I've got it all sewn up
A hardened razor cut
Scar map across my body
And you can trace the lines
Through Misery's design
That map across my body
A collage
All sewn up
A montage
All sewn up
(She tears open her dress and pulls two tomatoes from her bra. She smashes them on her body and crumples to the floor. The BAND glories in her collapse. The music crescendoes, disintegrates and crossfades to stadium-sized cheers. HEDWIG's body lies motionless. The piano intro to Wicked Little Town begins as the glowing word GNOSIS fills the upstage wall.)

TOMMY (off)

Before I go, I'd like to sing a song that someone wrote for me a long time ago. I don't know where she is tonight. But if you're real quiet... maybe she can hear me.

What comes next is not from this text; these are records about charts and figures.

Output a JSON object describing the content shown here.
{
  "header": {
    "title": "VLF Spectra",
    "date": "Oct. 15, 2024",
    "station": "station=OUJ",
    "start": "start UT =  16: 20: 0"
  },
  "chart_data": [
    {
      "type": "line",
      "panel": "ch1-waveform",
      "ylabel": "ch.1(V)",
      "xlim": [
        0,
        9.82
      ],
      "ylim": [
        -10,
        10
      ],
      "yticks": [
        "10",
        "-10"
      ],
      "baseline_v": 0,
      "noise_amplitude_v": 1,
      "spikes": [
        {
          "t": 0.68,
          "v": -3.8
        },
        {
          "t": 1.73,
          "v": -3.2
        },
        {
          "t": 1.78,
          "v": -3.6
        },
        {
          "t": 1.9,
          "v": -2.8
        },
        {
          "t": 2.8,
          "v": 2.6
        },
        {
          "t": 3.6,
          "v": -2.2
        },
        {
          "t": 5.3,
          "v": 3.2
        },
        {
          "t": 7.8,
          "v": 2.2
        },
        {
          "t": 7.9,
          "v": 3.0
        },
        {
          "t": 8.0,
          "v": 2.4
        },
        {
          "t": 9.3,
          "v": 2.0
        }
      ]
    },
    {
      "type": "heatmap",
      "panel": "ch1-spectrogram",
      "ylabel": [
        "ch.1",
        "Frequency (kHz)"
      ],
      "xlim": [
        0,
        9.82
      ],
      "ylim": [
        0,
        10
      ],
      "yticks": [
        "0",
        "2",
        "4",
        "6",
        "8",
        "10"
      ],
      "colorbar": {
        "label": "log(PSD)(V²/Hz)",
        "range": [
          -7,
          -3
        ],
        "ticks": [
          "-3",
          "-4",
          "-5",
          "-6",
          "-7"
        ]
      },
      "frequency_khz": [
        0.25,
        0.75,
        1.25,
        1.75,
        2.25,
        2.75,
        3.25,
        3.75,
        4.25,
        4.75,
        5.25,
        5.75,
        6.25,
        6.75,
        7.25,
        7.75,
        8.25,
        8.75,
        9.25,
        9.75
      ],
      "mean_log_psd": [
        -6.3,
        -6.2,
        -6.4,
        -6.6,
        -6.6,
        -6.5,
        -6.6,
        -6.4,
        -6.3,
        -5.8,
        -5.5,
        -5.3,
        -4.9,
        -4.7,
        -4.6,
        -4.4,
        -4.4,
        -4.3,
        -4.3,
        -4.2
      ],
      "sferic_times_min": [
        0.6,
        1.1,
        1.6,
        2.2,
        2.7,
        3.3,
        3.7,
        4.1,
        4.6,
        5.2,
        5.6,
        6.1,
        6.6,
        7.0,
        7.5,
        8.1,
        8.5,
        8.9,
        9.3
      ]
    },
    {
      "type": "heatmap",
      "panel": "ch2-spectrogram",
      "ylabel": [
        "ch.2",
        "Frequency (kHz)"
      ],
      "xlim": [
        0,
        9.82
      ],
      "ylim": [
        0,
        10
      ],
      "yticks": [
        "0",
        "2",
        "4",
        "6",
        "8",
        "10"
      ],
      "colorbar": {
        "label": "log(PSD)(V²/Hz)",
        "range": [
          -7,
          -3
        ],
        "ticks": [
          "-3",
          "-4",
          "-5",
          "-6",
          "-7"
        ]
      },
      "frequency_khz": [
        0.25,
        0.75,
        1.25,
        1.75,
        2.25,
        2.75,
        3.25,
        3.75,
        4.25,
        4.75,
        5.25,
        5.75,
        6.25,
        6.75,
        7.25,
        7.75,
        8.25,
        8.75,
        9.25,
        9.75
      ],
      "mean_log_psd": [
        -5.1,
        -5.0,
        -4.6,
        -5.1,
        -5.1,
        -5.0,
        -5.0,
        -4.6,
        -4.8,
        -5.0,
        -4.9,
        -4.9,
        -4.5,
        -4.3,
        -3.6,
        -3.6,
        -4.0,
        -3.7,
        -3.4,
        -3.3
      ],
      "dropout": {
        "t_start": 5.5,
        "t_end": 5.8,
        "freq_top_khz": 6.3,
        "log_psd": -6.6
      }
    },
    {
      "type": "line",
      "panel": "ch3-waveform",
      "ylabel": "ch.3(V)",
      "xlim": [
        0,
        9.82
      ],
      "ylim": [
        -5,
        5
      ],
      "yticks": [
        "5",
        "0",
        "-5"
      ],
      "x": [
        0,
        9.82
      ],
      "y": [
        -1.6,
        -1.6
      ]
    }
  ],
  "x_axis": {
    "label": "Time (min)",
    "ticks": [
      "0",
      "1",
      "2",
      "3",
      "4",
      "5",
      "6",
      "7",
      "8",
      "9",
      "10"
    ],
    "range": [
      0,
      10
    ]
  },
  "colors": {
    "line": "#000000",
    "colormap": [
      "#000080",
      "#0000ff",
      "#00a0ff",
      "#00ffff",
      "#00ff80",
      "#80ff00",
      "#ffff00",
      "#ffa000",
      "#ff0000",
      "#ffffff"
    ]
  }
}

(HEDWIG rises into new light, a bold silver cross shining on her brow. She has become TOMMY in concert.)
Wicked Little Town (reprise)
Forgive me,
For I did not know.
'Cause I was just a boy
And you were so much more
Than any god could ever plan,
More than a woman or a man.
And now I understand
How much I took from you:
That, when everything starts breaking down,
You take the pieces off the ground
And show this wicked town
something beautiful and new.
You think that Luck
Has left you there.
But maybe there's nothing
Up in the sky but air.
And there's no mystical design,
No cosmic lover preassigned.
There's nothing you can find
that cannot be found.
'Cause, with all the changes
you've been through,
It seems the stranger's always you,
Alone again in some new
Wicked little town.
So, when you've got no other choice
You know you can follow my voice
Through the dark turns and noise
Of this wicked little town.
Oh, it's a wicked little town.
Goodbye, wicked little town.

(The ballroom lighting is restored. Silence. HEDWIG/TOMMY nods to the band. A guitar intro begins. The projection of the two complementary faces from The Origin of Love appears. HEDWIG retrieves the wig extension and begins to sing.)
Midnight Radio
Rain falls hard
Burns dry
A dream
Or a song
That hits you so hard
Filling you up
And suddenly gone
(She holds the wig out to YITZHAK. With a sigh, YITZHAK takes it and begins to put it on HEDWIG's head. HEDWIG stops him. YITZHAK hesitates, then places the wig on his own head.)
Breathe Feel Love
Give Free
Know in your soul
Like your blood knows the way
From your heart to your brain
Know that you're whole
(HEDWIG begs Yitzhak's hand. He grants it and they dance. She releases his hand, setting him free. YITZHAK is bewildered at first. Then he slowly descends the stage and exits into the house with the grace of new hope. HEDWIG waves goodbye.)
And you're shining
Like the brightest star
A transmission
On the midnight radio
And you're spinning
Like a 45
Ballerina
Dancing to your rock and roll
Here's to Patti
and Tina
and Yoko

Aretha
and Nona
and Nico
and me
And all the strange rock and rollers
You know you're doing all right
So hold on to each other
You gotta hold on tonight
And you're shining
Like the brightest stars
A transmission
On the midnight radio
And you're spinning
Your new 45s
All the misfits and the losers
Yeah, you know you're rock and rollers
Spinning to your rock and roll
Lift up your hands
(The upstage door opens under its own power. Bright light and enormous cheers flood the stage. HEDWIG blows a kiss to the audience and walks through the door into the light. The projected male and female faces merge into a single one.)